The Slave Trade

The British didn't invent the African slave trade, and neither did Europeans, but the British became enthusiastic slave traders and exploiters of slave labor. The conditions in which such slaves were transported and worked were incredibly awful. Few slaves survived more than a few years on the Carribean sugar plantations, for example.

But the British were also world leaders in abolishing slavery. The humanitarian impulse that led first to British abolition had precursors but took root in the evangelical Christian movement of late 18th century Britain. Once the Atlantic slave trade had been abolished, Britain's next great expansionary impulse was driven increasingly by the evangelical impulse. These explorers were if anything, even more intrepid than their pirate predecessors.

Their altruistic intentions were not entirely matched by their effects. Plunking down freed slaves in new African communities far from tribe, clan and the ecology of their birthplaces was usually disastrous. Their forthright ambition was not only to save the souls of Africans but to replace their culture with English culture, superiority of religion and culture both being obvious to them. This too was frequently calamitous, at least in the short term.

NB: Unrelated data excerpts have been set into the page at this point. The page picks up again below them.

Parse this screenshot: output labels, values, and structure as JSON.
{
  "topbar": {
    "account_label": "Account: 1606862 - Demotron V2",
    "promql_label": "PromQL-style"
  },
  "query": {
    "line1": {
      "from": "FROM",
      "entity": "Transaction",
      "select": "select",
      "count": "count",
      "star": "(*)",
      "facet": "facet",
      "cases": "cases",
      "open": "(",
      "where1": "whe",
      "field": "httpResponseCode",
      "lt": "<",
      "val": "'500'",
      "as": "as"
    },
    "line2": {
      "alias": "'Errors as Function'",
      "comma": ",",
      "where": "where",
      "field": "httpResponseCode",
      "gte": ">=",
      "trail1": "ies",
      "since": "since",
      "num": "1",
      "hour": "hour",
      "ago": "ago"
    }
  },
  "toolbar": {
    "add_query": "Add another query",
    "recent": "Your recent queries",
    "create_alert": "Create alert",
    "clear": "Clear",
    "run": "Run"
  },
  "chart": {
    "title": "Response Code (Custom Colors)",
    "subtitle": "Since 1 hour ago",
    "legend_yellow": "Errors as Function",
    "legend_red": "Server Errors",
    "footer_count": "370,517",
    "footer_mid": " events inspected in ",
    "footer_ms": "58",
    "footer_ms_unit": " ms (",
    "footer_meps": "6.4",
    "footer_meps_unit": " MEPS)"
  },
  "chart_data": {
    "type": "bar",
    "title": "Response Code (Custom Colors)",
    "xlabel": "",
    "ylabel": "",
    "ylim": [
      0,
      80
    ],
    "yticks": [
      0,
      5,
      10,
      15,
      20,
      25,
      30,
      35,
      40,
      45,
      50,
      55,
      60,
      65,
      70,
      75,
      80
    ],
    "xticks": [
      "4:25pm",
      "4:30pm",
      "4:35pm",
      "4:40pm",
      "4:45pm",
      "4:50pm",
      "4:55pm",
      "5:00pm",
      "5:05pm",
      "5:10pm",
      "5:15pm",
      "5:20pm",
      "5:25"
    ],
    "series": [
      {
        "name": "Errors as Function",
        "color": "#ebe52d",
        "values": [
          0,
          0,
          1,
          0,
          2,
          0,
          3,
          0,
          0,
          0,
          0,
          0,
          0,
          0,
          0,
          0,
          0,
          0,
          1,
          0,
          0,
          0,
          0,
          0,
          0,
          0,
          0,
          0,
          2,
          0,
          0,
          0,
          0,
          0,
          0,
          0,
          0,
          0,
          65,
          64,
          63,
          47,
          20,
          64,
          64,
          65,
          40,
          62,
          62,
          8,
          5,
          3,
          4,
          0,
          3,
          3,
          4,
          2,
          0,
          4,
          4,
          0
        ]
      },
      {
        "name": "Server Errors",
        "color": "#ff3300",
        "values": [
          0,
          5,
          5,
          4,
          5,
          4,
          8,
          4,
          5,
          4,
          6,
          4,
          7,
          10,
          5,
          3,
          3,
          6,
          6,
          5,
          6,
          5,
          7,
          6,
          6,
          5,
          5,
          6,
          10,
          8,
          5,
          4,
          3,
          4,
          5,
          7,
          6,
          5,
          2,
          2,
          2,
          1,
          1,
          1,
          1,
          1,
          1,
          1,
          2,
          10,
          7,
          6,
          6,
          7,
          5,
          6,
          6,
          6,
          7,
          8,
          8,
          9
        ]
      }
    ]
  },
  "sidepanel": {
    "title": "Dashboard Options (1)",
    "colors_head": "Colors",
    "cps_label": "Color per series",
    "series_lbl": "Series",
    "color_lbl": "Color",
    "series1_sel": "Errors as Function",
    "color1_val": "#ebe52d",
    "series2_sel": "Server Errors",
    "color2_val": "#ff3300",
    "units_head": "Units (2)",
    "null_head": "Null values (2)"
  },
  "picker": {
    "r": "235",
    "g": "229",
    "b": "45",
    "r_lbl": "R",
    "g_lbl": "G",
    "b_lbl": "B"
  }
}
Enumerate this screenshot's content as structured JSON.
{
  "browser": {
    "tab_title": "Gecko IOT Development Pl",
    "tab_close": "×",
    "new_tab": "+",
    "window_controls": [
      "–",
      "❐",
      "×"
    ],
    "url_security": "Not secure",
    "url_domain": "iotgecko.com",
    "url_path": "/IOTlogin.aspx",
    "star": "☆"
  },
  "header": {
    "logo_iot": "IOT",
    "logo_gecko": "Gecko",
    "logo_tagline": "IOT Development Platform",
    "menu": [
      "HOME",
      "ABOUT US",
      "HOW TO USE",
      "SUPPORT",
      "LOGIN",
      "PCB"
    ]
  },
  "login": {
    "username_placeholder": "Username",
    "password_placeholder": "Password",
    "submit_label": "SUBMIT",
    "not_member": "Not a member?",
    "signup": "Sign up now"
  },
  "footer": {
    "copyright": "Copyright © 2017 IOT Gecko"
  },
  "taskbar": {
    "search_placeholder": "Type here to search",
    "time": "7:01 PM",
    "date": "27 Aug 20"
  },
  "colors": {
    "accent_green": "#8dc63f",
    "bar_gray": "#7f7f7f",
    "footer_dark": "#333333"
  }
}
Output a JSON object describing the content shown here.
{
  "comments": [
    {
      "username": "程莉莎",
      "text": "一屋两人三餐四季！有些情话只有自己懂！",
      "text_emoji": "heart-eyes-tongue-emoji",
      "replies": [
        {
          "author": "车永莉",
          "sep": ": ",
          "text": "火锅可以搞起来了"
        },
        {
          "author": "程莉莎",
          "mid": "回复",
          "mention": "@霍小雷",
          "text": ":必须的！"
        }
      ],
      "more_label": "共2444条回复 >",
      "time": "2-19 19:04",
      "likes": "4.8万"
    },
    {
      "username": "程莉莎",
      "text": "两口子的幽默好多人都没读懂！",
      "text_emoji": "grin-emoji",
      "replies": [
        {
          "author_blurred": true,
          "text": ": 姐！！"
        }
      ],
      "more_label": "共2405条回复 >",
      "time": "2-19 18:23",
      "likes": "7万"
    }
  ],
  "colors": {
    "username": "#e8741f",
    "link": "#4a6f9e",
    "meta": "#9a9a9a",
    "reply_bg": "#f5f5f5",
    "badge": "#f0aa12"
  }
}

Many of them paid with their lives, and frequently with the lives of their families.

In New Zealand, a missionary who attempted to persuade a Maori chief from war was punished by being hanged and shot by the chieftain, who followed up by drinking his blood and eating his eyeballs.

The slave trade to India, Arabia, and Persia continued long after the Atlantic trade had been suppressed, and British explorers encountering it were shocked at its horrors. How could such a change of mind have occurred in the space of the couple of generations since their ancestors had conducted a far larger trade in West Africa? Partly, I think, it was a real change in societal word view, and partly it was the fact that slave trading attracted a different kind of man than missionary work. But consider the case of John Newton, successively sailor, slave, slave trader, Anglican priest, and abolitionist crusader (and author of, among other hymns, Amazing Grace). Human's minds change one at a time.